A Wolf in Bunny Clothing? Wolfie The Bunny by Amy Dyckman
THE BUNNY FAMILY CAME HOME TO FIND A BUNDLE OUTSIDE THEIR DOOR.
THEY GASPED. IT WAS A BABY WOLF!
"ADORABLE!" SAID MAMA. "HE'S OURS!" SAID PAPA.
It's love at first sight for Mama and Papa Bunny. They adopt little Wolfie without another thought, dressing him up in pink pajamas with bunny ears, totally smitten with their new baby. He is just so cute!
Only daughter Dot sees her new adoptive brother for what he is!
"HE'S GOING TO EAT US ALL UP!" SAID DOT.
But despite Dot's repeated warnings, Mama and Papa seem blind to Wolfie's true nature. Dot is sure Wolfie is just shamming when he appears to prefer carrots, even though he obviously chomps rather than nibbles. But Mama and Papa cite his good behavior. He's a good eater and sleeper, Papa points out. Dot resents the newcomer, but her parents are too snookered with Wolfie to foresee what she sees coming.
Dot's vegetarian friends are not fooled.
""HE'S GOING TO EAT US ALL UP!" THEY SCREAM.
"NO KIDDING!" SAID DOT. "LET'S PLAY AT YOUR HOUSE."

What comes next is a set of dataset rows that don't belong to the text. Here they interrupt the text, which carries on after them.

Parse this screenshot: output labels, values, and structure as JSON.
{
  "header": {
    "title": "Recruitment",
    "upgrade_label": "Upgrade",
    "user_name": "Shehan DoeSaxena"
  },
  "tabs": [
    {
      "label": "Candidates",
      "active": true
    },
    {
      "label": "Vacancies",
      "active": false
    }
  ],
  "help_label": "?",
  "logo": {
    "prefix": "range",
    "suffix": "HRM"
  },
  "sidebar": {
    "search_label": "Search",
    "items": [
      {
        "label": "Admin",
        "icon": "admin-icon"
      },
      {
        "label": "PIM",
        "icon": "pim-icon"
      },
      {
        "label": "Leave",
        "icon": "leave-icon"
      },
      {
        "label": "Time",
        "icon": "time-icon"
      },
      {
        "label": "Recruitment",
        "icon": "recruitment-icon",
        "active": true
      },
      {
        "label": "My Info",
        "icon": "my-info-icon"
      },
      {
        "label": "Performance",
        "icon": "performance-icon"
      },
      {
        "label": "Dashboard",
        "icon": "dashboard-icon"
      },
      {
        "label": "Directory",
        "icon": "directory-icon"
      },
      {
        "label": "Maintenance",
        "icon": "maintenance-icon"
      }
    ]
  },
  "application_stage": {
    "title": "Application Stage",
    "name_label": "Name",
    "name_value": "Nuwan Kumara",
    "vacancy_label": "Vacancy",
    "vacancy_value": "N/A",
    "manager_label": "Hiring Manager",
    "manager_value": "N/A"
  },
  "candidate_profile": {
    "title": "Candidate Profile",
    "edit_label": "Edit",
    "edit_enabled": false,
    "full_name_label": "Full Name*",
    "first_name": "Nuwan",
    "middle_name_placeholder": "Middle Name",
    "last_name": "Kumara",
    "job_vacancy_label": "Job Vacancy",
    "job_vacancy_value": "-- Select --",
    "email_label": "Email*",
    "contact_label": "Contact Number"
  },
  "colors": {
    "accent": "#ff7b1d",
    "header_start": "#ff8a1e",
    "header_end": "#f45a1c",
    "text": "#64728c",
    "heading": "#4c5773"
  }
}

Wolfie grows bigger and so does his appetite. Dot is dispatched to the Carrot Patch to shop for groceries, and Wolfie, towering but still clad in a large pink coverall with rabbit ears, goes along to carry the shopping basket.

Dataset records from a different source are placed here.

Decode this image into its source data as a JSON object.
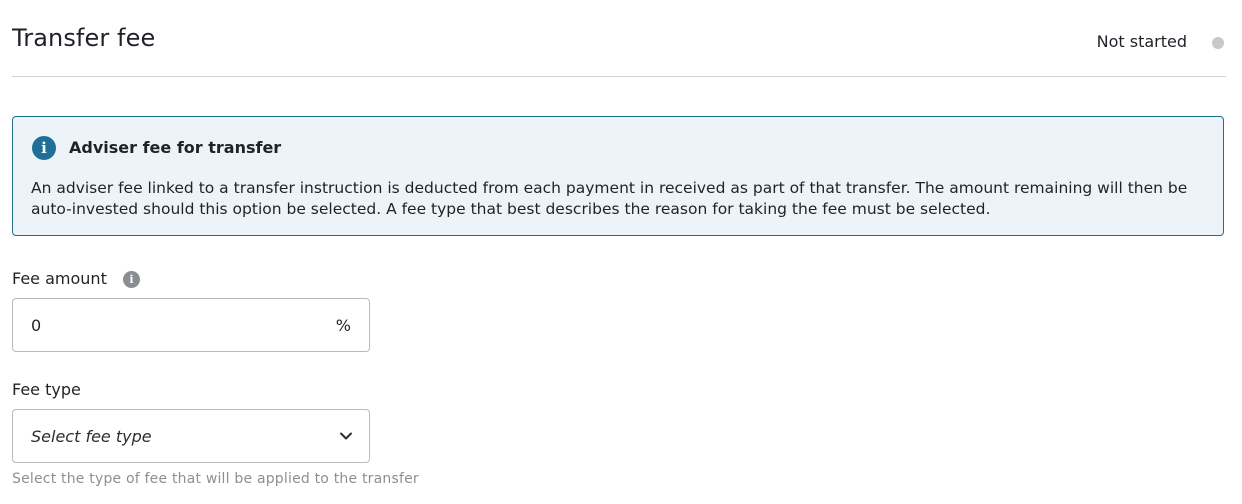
{
  "header": {
    "title": "Transfer fee",
    "status": "Not started",
    "status_dot_color": "#c6c8cc"
  },
  "info_box": {
    "icon": "info-icon",
    "icon_glyph": "i",
    "title": "Adviser fee for transfer",
    "body": "An adviser fee linked to a transfer instruction is deducted from each payment in received as part of that transfer. The amount remaining will then be auto-invested should this option be selected. A fee type that best describes the reason for taking the fee must be selected.",
    "accent_color": "#1f6f99"
  },
  "fee_amount": {
    "label": "Fee amount",
    "info_icon": "info-icon",
    "info_glyph": "i",
    "value": "0",
    "suffix": "%"
  },
  "fee_type": {
    "label": "Fee type",
    "placeholder": "Select fee type",
    "dropdown_icon": "chevron-down-icon",
    "hint": "Select the type of fee that will be applied to the transfer"
  }
}
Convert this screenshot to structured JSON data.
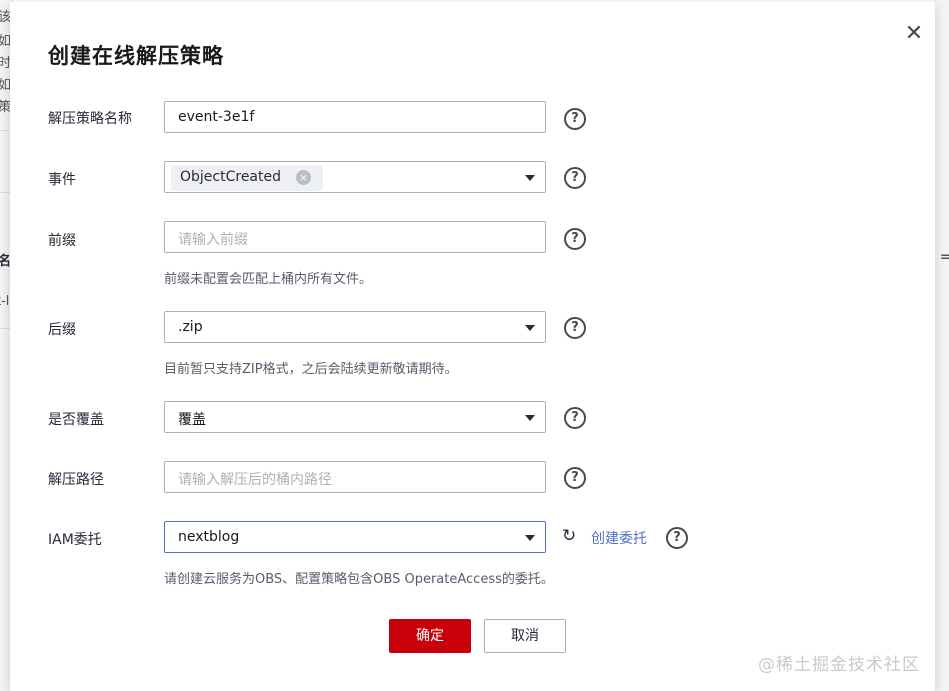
{
  "background": {
    "fragments": [
      "该",
      "如",
      "时",
      "如",
      "策",
      "名",
      "t-l",
      "="
    ]
  },
  "dialog": {
    "title": "创建在线解压策略",
    "close_icon": "close-icon"
  },
  "form": {
    "policy_name": {
      "label": "解压策略名称",
      "value": "event-3e1f"
    },
    "event": {
      "label": "事件",
      "tag": "ObjectCreated",
      "remove_icon": "×"
    },
    "prefix": {
      "label": "前缀",
      "placeholder": "请输入前缀",
      "hint": "前缀未配置会匹配上桶内所有文件。"
    },
    "suffix": {
      "label": "后缀",
      "value": ".zip",
      "hint": "目前暂只支持ZIP格式，之后会陆续更新敬请期待。"
    },
    "overwrite": {
      "label": "是否覆盖",
      "value": "覆盖"
    },
    "path": {
      "label": "解压路径",
      "placeholder": "请输入解压后的桶内路径"
    },
    "iam": {
      "label": "IAM委托",
      "value": "nextblog",
      "refresh_icon": "↻",
      "create_link": "创建委托",
      "hint": "请创建云服务为OBS、配置策略包含OBS OperateAccess的委托。"
    },
    "help_icon": "?"
  },
  "buttons": {
    "confirm": "确定",
    "cancel": "取消"
  },
  "watermark": "@稀土掘金技术社区",
  "colors": {
    "primary": "#c7000b",
    "link": "#526ecc",
    "border": "#adb0b8"
  }
}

Dot is picking through the produce when suddenly Wolfie looks intently in her direction, bares his fangs, and starts to growl. I knew this was going to happen someday, thinks Dot!
Is nature about to trump nurture?
Not this time, in Amy Dyckman's delightful new bunny tale, Wolfie the Bunny (Little, Brown and Company, 2015), which cleverly stands the Ugly Duckling theme on its head. Dot is correct that Wolfie is no bunny rabbit, but Mama and Papa's nurture is vindicated when Wolfie and Dot join forces against a bear who has them both on his dinner menu. Youngsters waiting for Dot to be vindicated will be surprised but pleased when Dot and Wolfie team up to dispatch the bear and join hands, big sister and "little brother," as they head home for a big carrot dinner.
Dyckman's narrative keeps the storytelling tight but punchy, wisely keeping Wolfie out of the dialogue and leaving it to her illustrator to fill in the comic details, and Zachariah OHoro's charming acrylic artwork is pitch-perfect, with simple but telling illustrations of hip, city-dwelling rabbits in a different setting from the usual woodsy big-bad-wolf tale. A pleasant twist on the theme of family love and loyalty, this one will have young readers howling for more Wolfie and Dot stories.
"A treat of a picture book." says The Horn Book, joining most critical journals in their starred reviews.